OMIM and dbSNP provide much better authority for the basic information. Wikipedia works better as an aggregator and an easy notebook. As an example: It is not immediately apparent to me what "T102C" is. I can search across the NCBI database and see that the OMIM has an entry on "HTR2A" and go down to the "allelic variants" section and find "102T-C" where it lists two publications. The NCBI Gene lists publications, but none of them seems to tell me that it is also refered to as "rs6313". Furthermore, there are many more publications than the two in OMIM. Also the OMIM database seems not to be as updated as the SzGene database. SzGene gives very little---if any---evidence that the SNP is associated with schizophrenia (looking at the confidence intervals), while reading the over ten old studies in OMIM makes the impression that there is. Information like this can be added to a relevant Wikipedia article: http://en.wikipedia.org/wiki/Rs6313
It does, however, require that there is someone that looks up the information in the first place and combines the information from PubMed, Google Scholar, dbSNP, SzGene, ...
Finn: I agree, it would be very nice if publications were correlated with the SNP IDs and if OMIM were updated more frequently. I suspect that OMIM updates are infrequent because they're done by hand and not by computer.
I can see using Wikipedia as a kind of personal notebook. I don't think it would be useful for me though, since I'd have to spend too much time verifying the information and making maps.
It's not very helpful to me to think of SNPs and other variations as independent entities unless I can identify coding variations or things that affect the protein or structure. It makes more sense to me to view SNPs in the context of the rest of the gene. That's why I really like the dbSNP Gene View reports like this one for HTR2A, here.
The table lets me know whether this is a coding or non-coding variation and helps me figure out which strand is which and where the change takes place. Eventually, I imagine that OMIM links will appear in the Clinically Assocaiated column. I would also want to know if other SNPs were in linkage disequilibrium.
Yes, I see that dbSNP Gene View gives a nice overview. Thanks for the link.
This thread is of great interest to me, as I am a writer/editor at OMIM and the ADH genes are beyond confusing. We have recently updated the OMIM entries, and it seems pretty clear that they have effects on susceptibility to alcohol.

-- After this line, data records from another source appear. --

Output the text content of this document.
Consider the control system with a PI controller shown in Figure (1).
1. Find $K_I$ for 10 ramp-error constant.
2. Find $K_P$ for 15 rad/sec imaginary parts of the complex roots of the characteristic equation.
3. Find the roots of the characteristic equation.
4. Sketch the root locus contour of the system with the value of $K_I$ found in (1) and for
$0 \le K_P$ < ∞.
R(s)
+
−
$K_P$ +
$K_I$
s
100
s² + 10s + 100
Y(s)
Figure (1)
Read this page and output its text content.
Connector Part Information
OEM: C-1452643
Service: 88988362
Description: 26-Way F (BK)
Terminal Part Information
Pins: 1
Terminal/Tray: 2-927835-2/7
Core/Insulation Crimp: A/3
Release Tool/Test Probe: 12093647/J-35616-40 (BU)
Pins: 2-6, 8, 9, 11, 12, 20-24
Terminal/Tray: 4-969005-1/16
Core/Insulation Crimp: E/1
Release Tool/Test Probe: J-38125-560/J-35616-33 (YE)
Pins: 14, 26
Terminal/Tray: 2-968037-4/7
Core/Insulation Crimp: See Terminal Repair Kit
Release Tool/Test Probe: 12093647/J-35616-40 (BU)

Yes, OMIM Is done by hand and we are very diligent, yet it is difficult to keep up with the science. The problem with ADH nomenclature originated in the primary literature and mainly due to the lack of consensus for appropriate designations. I sincerely hope our recent update is accurate. Please let us know if you have any insight.
I did put a map together eventually and I'll take a look at the new OMIM entry, too.
With over 30K genes x lots of creatures, I understand how getting everything in synch is a challenge.